Despite raising all this money, Klaviyo maintains a healthy cash balance of $439.8 million as of June. Basically, the company has not burned through the capital it’s raised over the past two years, pointing to very high capital efficiency.
And here’s the real kicker: Klaviyo’s most recent valuation stands at a staggering $9.5 billion.
Such high valuations often signal founder dilution. But this isn’t the case for Klaviyo. The founders have scaled the business with high capital efficiency, commanding higher valuations while keeping founder dilution minimal.
As it stands, the largest shareholder remains CEO Andrew Bialecki, who controls 38.1% of the Class B shares prior to the IPO. Collectively, co-founders Andrew and Ed hold a 52% ownership stake in the company.
According to SaaS legend Jason Lemkin, Klaviyo is on the cusp of breaking a new record for founder ownership at IPO, with only the Aussies Scott Farquar and Mike Cannon-Brookes at Atlassian surpassing them.
Valuation considerations
It’s currently not clear how much Klaviyo will be priced at IPO, but let’s attempt a back-of-the-envelope estimate.

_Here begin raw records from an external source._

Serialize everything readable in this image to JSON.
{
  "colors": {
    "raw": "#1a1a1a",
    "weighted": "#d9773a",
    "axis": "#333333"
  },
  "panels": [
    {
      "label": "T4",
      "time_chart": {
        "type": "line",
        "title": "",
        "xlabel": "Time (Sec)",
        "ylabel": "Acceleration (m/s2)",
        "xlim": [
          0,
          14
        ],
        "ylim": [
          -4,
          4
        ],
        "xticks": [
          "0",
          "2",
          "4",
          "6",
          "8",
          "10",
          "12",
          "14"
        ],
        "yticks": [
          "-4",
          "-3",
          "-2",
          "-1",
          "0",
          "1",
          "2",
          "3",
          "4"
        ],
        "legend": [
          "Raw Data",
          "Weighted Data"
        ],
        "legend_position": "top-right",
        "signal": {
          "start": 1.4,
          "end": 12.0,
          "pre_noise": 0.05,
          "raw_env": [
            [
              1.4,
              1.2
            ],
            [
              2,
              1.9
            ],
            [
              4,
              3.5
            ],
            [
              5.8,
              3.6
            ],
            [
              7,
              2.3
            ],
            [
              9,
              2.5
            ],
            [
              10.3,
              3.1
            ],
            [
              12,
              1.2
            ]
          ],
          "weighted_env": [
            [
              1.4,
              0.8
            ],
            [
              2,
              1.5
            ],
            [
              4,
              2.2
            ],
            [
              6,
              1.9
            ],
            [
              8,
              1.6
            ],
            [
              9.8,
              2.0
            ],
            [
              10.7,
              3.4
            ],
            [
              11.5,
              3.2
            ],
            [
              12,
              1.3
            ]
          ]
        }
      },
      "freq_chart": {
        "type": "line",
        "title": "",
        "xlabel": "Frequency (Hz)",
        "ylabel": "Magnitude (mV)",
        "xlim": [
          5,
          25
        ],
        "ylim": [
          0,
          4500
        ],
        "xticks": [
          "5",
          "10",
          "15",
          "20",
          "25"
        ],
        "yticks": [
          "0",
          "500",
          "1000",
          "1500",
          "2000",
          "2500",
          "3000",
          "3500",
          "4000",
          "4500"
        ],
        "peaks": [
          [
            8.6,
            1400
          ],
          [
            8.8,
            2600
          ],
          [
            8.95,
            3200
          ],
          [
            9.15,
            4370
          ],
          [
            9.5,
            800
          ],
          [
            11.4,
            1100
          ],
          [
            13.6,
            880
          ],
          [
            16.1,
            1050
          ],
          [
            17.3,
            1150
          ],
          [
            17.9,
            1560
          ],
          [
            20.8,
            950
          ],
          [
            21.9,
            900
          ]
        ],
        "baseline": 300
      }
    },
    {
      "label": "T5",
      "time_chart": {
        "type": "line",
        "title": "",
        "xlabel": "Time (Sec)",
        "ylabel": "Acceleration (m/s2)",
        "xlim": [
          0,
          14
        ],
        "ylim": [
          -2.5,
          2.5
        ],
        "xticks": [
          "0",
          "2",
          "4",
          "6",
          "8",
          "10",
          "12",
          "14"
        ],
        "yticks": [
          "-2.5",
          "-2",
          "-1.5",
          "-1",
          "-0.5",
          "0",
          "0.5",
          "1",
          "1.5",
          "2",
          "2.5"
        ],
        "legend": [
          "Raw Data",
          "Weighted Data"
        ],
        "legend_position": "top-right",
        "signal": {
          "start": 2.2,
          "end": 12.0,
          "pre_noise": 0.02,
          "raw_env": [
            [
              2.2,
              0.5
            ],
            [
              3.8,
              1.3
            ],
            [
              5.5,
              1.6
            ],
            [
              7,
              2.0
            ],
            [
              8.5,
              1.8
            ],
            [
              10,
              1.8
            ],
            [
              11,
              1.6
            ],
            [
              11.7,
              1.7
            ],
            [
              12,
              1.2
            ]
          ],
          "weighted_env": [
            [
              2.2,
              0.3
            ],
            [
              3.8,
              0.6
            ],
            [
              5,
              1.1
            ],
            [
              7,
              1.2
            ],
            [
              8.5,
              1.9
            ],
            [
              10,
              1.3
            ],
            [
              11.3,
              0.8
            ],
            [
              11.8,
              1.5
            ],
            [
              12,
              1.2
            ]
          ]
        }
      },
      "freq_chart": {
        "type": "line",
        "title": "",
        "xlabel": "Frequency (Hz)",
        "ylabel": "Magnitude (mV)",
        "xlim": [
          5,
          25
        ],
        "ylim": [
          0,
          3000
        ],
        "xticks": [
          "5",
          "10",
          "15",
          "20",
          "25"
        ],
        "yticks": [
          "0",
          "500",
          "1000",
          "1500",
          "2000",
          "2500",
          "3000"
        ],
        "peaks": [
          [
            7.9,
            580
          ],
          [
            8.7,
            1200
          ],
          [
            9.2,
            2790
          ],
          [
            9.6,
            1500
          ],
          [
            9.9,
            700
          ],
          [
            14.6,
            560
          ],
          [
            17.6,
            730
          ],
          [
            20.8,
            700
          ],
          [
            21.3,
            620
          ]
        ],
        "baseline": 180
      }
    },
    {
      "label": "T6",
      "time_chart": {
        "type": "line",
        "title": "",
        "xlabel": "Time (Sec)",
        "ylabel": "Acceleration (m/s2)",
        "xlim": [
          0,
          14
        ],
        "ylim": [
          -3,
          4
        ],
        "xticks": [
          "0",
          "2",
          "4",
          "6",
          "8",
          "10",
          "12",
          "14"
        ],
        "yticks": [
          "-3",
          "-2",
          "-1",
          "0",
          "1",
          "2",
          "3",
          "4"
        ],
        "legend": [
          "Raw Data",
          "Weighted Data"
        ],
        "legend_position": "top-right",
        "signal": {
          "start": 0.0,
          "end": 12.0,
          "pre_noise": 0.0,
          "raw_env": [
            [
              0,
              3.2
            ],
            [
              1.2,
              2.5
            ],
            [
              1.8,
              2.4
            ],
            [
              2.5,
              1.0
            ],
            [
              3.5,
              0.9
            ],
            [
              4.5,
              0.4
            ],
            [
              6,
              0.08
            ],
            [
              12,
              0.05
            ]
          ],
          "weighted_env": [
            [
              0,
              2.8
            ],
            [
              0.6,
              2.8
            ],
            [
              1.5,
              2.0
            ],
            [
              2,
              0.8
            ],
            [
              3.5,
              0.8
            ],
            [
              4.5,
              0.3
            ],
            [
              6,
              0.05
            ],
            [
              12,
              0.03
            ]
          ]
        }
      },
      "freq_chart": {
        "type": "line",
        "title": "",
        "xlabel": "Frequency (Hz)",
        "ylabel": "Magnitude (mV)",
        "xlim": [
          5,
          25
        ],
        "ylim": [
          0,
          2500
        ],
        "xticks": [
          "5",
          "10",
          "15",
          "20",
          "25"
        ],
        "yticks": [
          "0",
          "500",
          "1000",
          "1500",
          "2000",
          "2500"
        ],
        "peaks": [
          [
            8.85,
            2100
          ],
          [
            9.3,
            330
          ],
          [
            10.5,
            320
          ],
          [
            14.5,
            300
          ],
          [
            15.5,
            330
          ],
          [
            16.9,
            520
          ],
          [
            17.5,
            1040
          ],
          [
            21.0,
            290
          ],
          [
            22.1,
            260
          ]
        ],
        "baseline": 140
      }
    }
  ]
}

The last reported valuation in 2021 stood at $9.5 billion, led by Sands Capital. It’s worth noting that private company valuations were quite exuberant back then due to very frothy capital markets. For Sands Capital to secure a decent return, they’d be eyeing at least a 1.5x return, equivalent to approximately a 14% Internal Rate of Return (IRR), which is a fairly standard figure.
In this scenario, Sands Capital would be seeking a valuation of approximately $14 billion at IPO.
Considering Klaviyo’s ARR of $585 million, the IPO target would need to be priced at approximately 23 times revenue. The question arises: is this a realistic figure?
For context, Klaviyo’s best buddy and partner in life, Shopify, is currently trading at a multiple of 12.8 times the Last Twelve Months (LTM) revenue.
If we were to apply this same multiple to Klaviyo, the company would be valued at $7.5 billion, which is $2 billion less than what Sands Capital paid in 2021. This scenario hints at the possibility of a down round.
However, it’s essential to note that Klaviyo has been growing faster than Shopify. Consequently, Klaviyo will need to convince the coffers it can sustain its growth trajectory and mature into its valuation.
Only time will tell!
In summary, my overall take on Klaviyo is that while it may not be in the same league as generational companies like Stripe, AirBnB, or even Shopify, there’s a lot to love about the profitability and capital efficiency of the business – a characteristic that resonates well with the current market sentiment.